The most useful finding in our study was the relationship between silent target organ damage and established CVD. This suggests that careful evaluation of these organs can improve patient risk assessment, and that the presence of kidney damage adds information to the presence of ECG-LVH and vice versa. The data afforded what does merge contacts mean follow-up surveys and by cross-sectional studies thus support the need for correct assessment of damage to both target organs in patients with HT and DM, in order to define the cardiovascular risk and management strategy.
In the LIFE study, the mortality rate after 4. Different studies have shown that not only is such organ damage predictive of cardiovascular complications, but — more importantly — the regression of such lesions reduces the incidence of cardiovascular complications over the middle term. A number of studies have also shown that in patients with HT and LVH, hypertrophy how many animals live in arctic as demonstrated by both ECG [ what does damage history mean38 ] and echocardiography [ 3940 ] is associated with an improved cardiovascular prognosis and that, moreover, the regression of both disorders microalbuminuria and LVH may improve the prognosis even more wyat regression of only one of the lesions [ 41 ].
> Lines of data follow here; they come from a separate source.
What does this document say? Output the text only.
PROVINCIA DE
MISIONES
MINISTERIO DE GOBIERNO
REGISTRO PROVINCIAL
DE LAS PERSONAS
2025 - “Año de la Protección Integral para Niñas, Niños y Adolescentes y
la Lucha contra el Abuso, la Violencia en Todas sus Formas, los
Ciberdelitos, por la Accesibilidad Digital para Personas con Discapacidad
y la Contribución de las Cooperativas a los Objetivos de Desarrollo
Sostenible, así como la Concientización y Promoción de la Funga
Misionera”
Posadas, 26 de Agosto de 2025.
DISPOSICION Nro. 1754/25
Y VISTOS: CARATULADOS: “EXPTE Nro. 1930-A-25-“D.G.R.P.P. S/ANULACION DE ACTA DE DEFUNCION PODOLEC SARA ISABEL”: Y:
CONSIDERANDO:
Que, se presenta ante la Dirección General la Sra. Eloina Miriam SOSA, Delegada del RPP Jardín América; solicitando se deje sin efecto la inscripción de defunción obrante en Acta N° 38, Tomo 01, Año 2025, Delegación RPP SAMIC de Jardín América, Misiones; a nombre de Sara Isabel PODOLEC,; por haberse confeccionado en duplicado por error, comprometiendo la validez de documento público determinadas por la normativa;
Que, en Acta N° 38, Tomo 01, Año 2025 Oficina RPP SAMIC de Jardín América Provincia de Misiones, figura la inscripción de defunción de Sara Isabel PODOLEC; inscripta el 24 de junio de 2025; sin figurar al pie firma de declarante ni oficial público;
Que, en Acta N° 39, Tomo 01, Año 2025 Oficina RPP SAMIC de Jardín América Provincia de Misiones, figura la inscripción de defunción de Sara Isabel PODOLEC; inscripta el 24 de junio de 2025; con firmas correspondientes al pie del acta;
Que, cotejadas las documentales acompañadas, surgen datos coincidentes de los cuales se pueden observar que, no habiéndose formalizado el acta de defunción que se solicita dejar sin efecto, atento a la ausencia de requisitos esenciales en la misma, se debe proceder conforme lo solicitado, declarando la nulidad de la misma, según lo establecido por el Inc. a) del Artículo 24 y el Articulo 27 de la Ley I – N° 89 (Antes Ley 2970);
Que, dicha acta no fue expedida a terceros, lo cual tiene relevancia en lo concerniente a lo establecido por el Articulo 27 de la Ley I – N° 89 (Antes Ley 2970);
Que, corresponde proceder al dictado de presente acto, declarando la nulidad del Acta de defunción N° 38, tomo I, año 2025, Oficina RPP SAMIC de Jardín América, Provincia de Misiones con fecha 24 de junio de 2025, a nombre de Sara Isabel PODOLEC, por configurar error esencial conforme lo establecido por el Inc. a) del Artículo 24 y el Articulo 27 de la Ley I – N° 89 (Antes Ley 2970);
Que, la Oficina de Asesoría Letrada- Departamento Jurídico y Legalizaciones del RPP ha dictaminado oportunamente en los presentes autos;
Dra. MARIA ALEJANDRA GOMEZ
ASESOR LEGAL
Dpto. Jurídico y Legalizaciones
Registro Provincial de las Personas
Our study presents two major limitations: its cross-sectional nature and the setting in which deos was carried out. The cross-sectional design only allows us to establish associations, without reliably defining the underlying cause-effect relationship. The important of some cardiovascular diseases involving high mortality, such as how to describe a romantic relationship, may be underestimated.
The selection of Internal Medicine and Nephrology clinics for conducting the study means that the observed prevalences do not reflect the global population of hypertensive patients with type 2 DM. In fact, the prevalences of established CVD wuat this sample, as well as of renal damage, were extremely wbat. These high prevalences may be due not only to the setting in which the study was conducted but also because the selection of patients was not done at random: they were consecutively included, and this could have favored the inclusion of more sick patients patients with established CVDbecause they are usually more closely followed-up and attend the outpatient clinics more frequently.
In this sense, the what does damage history mean of our study should apply only to this population and not to the universe of hypertensive type 2 diabetic patients. Nevertheless, the conclusions drawn in terms of the relationship between target organ damage and CVD are valid, and the size of the sample and the multicenter nature of the study offer a very reliable assessment of the population seen by such specialists. In conclusion, the prevalence ECG-LVH and of renal damage, diagnosed by simple methods, in this population of hypertensive patients with type 2 Whag, is high, and is associated with an increased prevalence of established CVD.
Moreover, each lesion is independently related to CVD — the simultaneous presence of both lesions affording complementary information. The methods used to evaluate these lesions are very simple and inexpensive, and their careful application may help to improve the evaluation and to establish therapeutic objectives and strategies in these patients with such important cardiovascular risk. Am Heart J.